Where do you see yourself in five years?

I used to shudder from it, the way you do when someone chews corn chips with their mouth open—wet crunches, little flecks launching from their mouth‑hole. The future always felt like a fogged‑over window, a dull gray cloud that swallowed any clear image of who I might become.

I never dared say what I fantasized in my five‑year flash‑forward: me on the veranda of a mountain mansion, sipping coffee on the morning of the Academy Awards, a double nominee for writing and acting. I used to sit there watching winners tell us unknown artists to keep going, keep dreaming, keep clawing toward the impossible.
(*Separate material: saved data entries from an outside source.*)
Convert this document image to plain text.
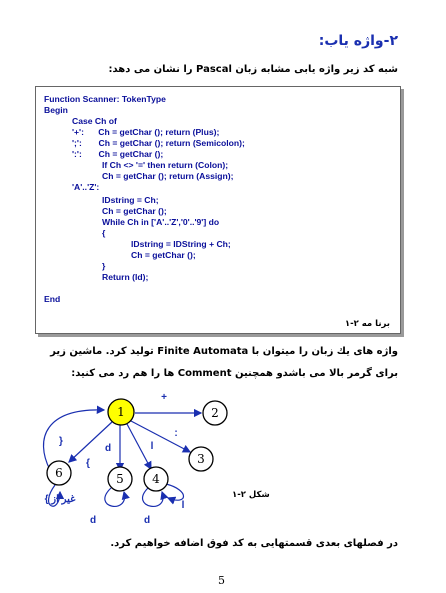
۲-واژه یاب:
شبه کد زیر واژه یابی مشابه زبان Pascal را نشان می دهد:
Function Scanner: TokenType
Begin
Case Ch of
'+':      Ch = getChar (); return (Plus);
';':       Ch = getChar (); return (Semicolon);
':':       Ch = getChar ();
If Ch <> '=' then return (Colon);
Ch = getChar (); return (Assign);
'A'..'Z':
IDstring = Ch;
Ch = getChar ();
While Ch in ['A'..'Z','0'..'9'] do
{
IDstring = IDString + Ch;
Ch = getChar ();
}
Return (Id);
End
برنا مه ۲-۱
واژه های یك زبان را میتوان با Finite Automata تولید کرد. ماشین زیر برای گرمر بالا می باشدو همچنین Comment ها را هم رد می کنید:
1	2
3
4
5
6
+
:
d	l
}
{
d	d
l
غیر از }	شکل ۲-۱
در فصلهای بعدی قسمتهایی به کد فوق اضافه خواهیم کرد.
5
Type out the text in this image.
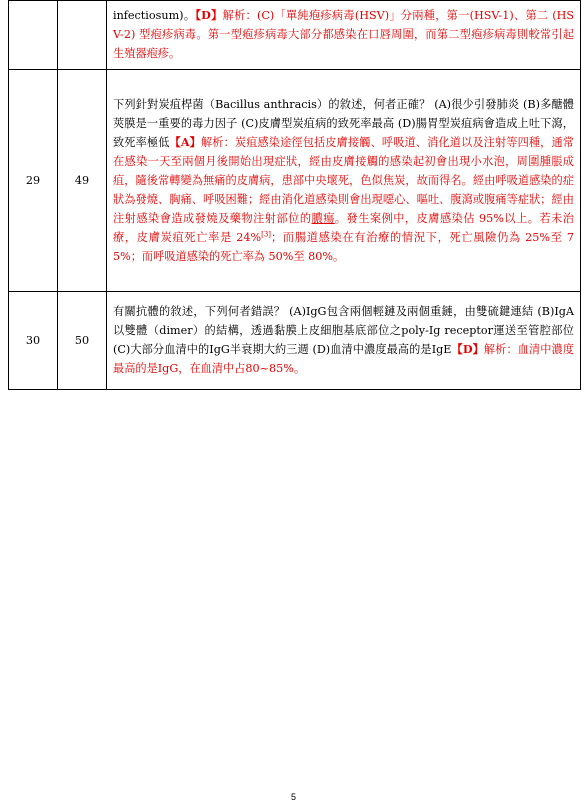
		infectiosum)。【D】解析：(C)「單純疱疹病毒(HSV)」分兩種，第一(HSV-1)、第二 (HSV-2) 型疱疹病毒。第一型疱疹病毒大部分都感染在口唇周圍，而第二型疱疹病毒則較常引起生殖器疱疹。
29	49	下列針對炭疽桿菌（Bacillus anthracis）的敘述，何者正確？ (A)很少引發肺炎 (B)多醣體莢膜是一重要的毒力因子 (C)皮膚型炭疽病的致死率最高 (D)腸胃型炭疽病會造成上吐下瀉，致死率極低【A】解析：炭疽感染途徑包括皮膚接觸、呼吸道、消化道以及注射等四種，通常在感染一天至兩個月後開始出現症狀，經由皮膚接觸的感染起初會出現小水泡，周圍腫脹成疽，隨後常轉變為無痛的皮膚病，患部中央壞死，色似焦炭，故而得名。經由呼吸道感染的症狀為發燒、胸痛、呼吸困難；經由消化道感染則會出現噁心、嘔吐、腹瀉或腹痛等症狀；經由注射感染會造成發燒及藥物注射部位的膿瘍。發生案例中，皮膚感染佔 95%以上。若未治療，皮膚炭疽死亡率是 24%[3]；而腸道感染在有治療的情況下，死亡風險仍為 25%至 75%；而呼吸道感染的死亡率為 50%至 80%。
30	50	有關抗體的敘述，下列何者錯誤？ (A)IgG包含兩個輕鏈及兩個重鏈，由雙硫鍵連結 (B)IgA以雙體（dimer）的結構，透過黏膜上皮細胞基底部位之poly-Ig receptor運送至管腔部位 (C)大部分血清中的IgG半衰期大約三週 (D)血清中濃度最高的是IgE【D】解析：血清中濃度最高的是IgG，在血清中占80~85%。
5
It was intoxicating, the way they spoke down from that glittering summit, as if their belief alone could haul the rest of us up the mountain.

But I digress.

Deadlines in life can take many shapes:

A deadline for naming your work—what are you? A lawyer? An accountant? A mother? How do you define, or sum up your existence?

A deadline for changing direction. The five-year thought, once again. If you aren't where you want to be in life, a five-year evaluation may redirect you.

How about a mental health check-in? Has your overthinking paralyzed your decision-making? Are you unable to forgive someone for something that happened years ago? What's the deadline for healing?

The biggest deadline may be - have you become the person your younger self hoped you'd be? Not perfect, of course, but recognizable?

Updates on my acting and writing projects. Two book festivals coming up in May—Nashville and Knoxville bound.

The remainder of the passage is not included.